Чиновник особых поручений, издатель знаменитых «Справочных книжек Самаркандской области», где часто выступал Вяткин, – Михаил Моисеевич Вирский скрыл в густых усах улыбку: вступление генерала что-то уж очень походило на знаменитый монолог из «Ревизора»… В глазах Вирского появился иронический огонек. Появился и угас: перед ним сидел его самовластный начальник.

– Что… мною получено личное письмо генерал-губернатора. Вот оно.

«Милостивый государь!

Находящиеся в настоящее время в Ташкенте ученые профессора Рафаэль Помпелли, сын его К. Помпелли и господин Нортон намерены в целях археологических исследований проехать в Самарканд и Мерв, а оттуда в Красноводск и через Баку – в Россию.

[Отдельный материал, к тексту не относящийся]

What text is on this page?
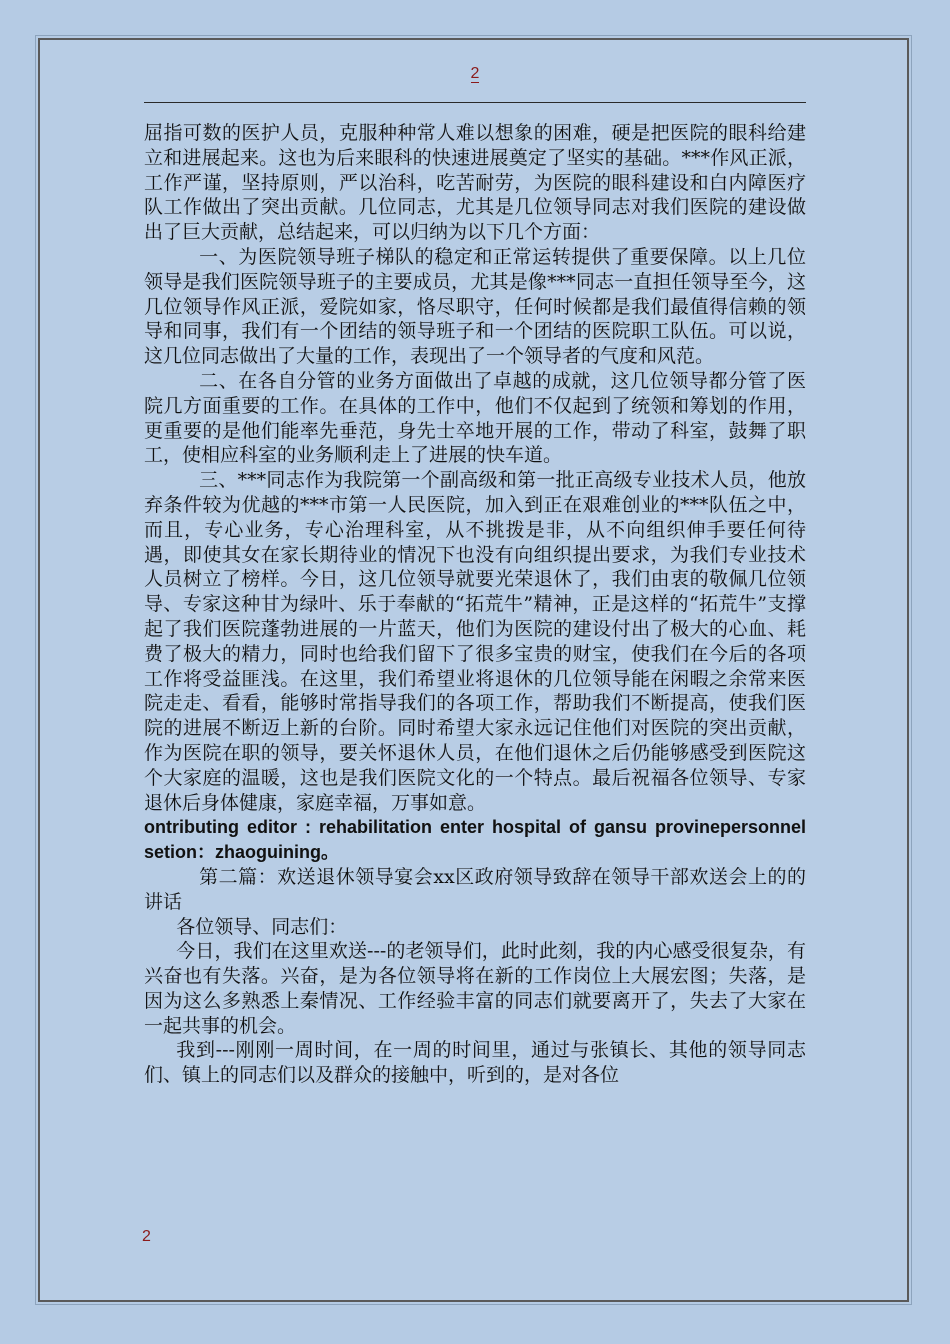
2

屈指可数的医护人员，克服种种常人难以想象的困难，硬是把医院的眼科给建立和进展起来。这也为后来眼科的快速进展奠定了坚实的基础。***作风正派，工作严谨，坚持原则，严以治科，吃苦耐劳，为医院的眼科建设和白内障医疗队工作做出了突出贡献。几位同志，尤其是几位领导同志对我们医院的建设做出了巨大贡献，总结起来，可以归纳为以下几个方面：

一、为医院领导班子梯队的稳定和正常运转提供了重要保障。以上几位领导是我们医院领导班子的主要成员，尤其是像***同志一直担任领导至今，这几位领导作风正派，爱院如家，恪尽职守，任何时候都是我们最值得信赖的领导和同事，我们有一个团结的领导班子和一个团结的医院职工队伍。可以说，这几位同志做出了大量的工作，表现出了一个领导者的气度和风范。

二、在各自分管的业务方面做出了卓越的成就，这几位领导都分管了医院几方面重要的工作。在具体的工作中，他们不仅起到了统领和筹划的作用，更重要的是他们能率先垂范，身先士卒地开展的工作，带动了科室，鼓舞了职工，使相应科室的业务顺利走上了进展的快车道。

三、***同志作为我院第一个副高级和第一批正高级专业技术人员，他放弃条件较为优越的***市第一人民医院，加入到正在艰难创业的***队伍之中，而且，专心业务，专心治理科室，从不挑拨是非，从不向组织伸手要任何待遇，即使其女在家长期待业的情况下也没有向组织提出要求，为我们专业技术人员树立了榜样。今日，这几位领导就要光荣退休了，我们由衷的敬佩几位领导、专家这种甘为绿叶、乐于奉献的“拓荒牛”精神，正是这样的“拓荒牛”支撑起了我们医院蓬勃进展的一片蓝天，他们为医院的建设付出了极大的心血、耗费了极大的精力，同时也给我们留下了很多宝贵的财宝，使我们在今后的各项工作将受益匪浅。在这里，我们希望业将退休的几位领导能在闲暇之余常来医院走走、看看，能够时常指导我们的各项工作，帮助我们不断提高，使我们医院的进展不断迈上新的台阶。同时希望大家永远记住他们对医院的突出贡献，作为医院在职的领导，要关怀退休人员，在他们退休之后仍能够感受到医院这个大家庭的温暖，这也是我们医院文化的一个特点。最后祝福各位领导、专家退休后身体健康，家庭幸福，万事如意。

ontributing editor : rehabilitation enter hospital of gansu provinepersonnel setion：zhaoguining。

第二篇：欢送退休领导宴会xx区政府领导致辞在领导干部欢送会上的的讲话

各位领导、同志们：

今日，我们在这里欢送---的老领导们，此时此刻，我的内心感受很复杂，有兴奋也有失落。兴奋，是为各位领导将在新的工作岗位上大展宏图；失落，是因为这么多熟悉上秦情况、工作经验丰富的同志们就要离开了，失去了大家在一起共事的机会。

我到---刚刚一周时间，在一周的时间里，通过与张镇长、其他的领导同志们、镇上的同志们以及群众的接触中，听到的，是对各位

2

Но при этом, чтобы не было никаких раскопок, а лишь допускались обследования по бывшим разрезам и расчисткам».

Сюда же приложена и копия «Открытого листа», выданного Помпелли:

«Американский геолог Рафаэль Помпелли обратился в Императорскую археологическую комиссию с просьбой разрешить ему производство раскопок в Туркестанском крае на средства Института Карнеги, причем Помпелли обязуется подчиняться всем правилам, какие ему будут предложены.

Императорская археологическая комиссия, убедившись в исключительно научных целях американской экспедиции и не желая ставить излишних препятствий иностранцам, чьи изыскания клонятся к пользе науки, признала возможным удовлетворить ходатайство Помпелли и выдала ему «Открытый лист» на производство раскопок в Самаркандской, Закаспийской областях. И – подписью скреплено…»

Таким образом, господа, мы оказываемся вынуждены разрешить раскопки господину Помпелли. Но, памятуя, что нами еще несколько месяцев тому назад получено секретное письмо от чина полиции Туркестанского Военного Округа Целибровского, в котором он прямо говорит о запрещении производить раскопки иностранцам и вывозить найденное за границу, у нас создается альтернатива: что выполнять? Прошу, господа, ваше мнение?

Воцарилось молчание. Вирский делал какие-то заметки в блокноте, Бржезицкий – уездный начальник Джизака, полковник, хорошо воспитанный поляк, недурно владеющий европейскими языками, – многозначительно потирал обрамленный черными густыми волосами безоблачный лоб. Помощник губернатора Чернявский облокотился на спинку кресла и молча о чем-то размышлял. Наконец он заговорил:

– Видите ли, ваше превосходительство, если рассудить здраво, то Штаб Военного Округа абсолютно прав. Трудно сказать, с какой целью к нам, в Туркестанский край, стратегически важный для России, пожаловали представители заокеанской державы. Мое мнение: в самой вежливой форме отклонить их попытки произвести раскопки. В самой корректной форме.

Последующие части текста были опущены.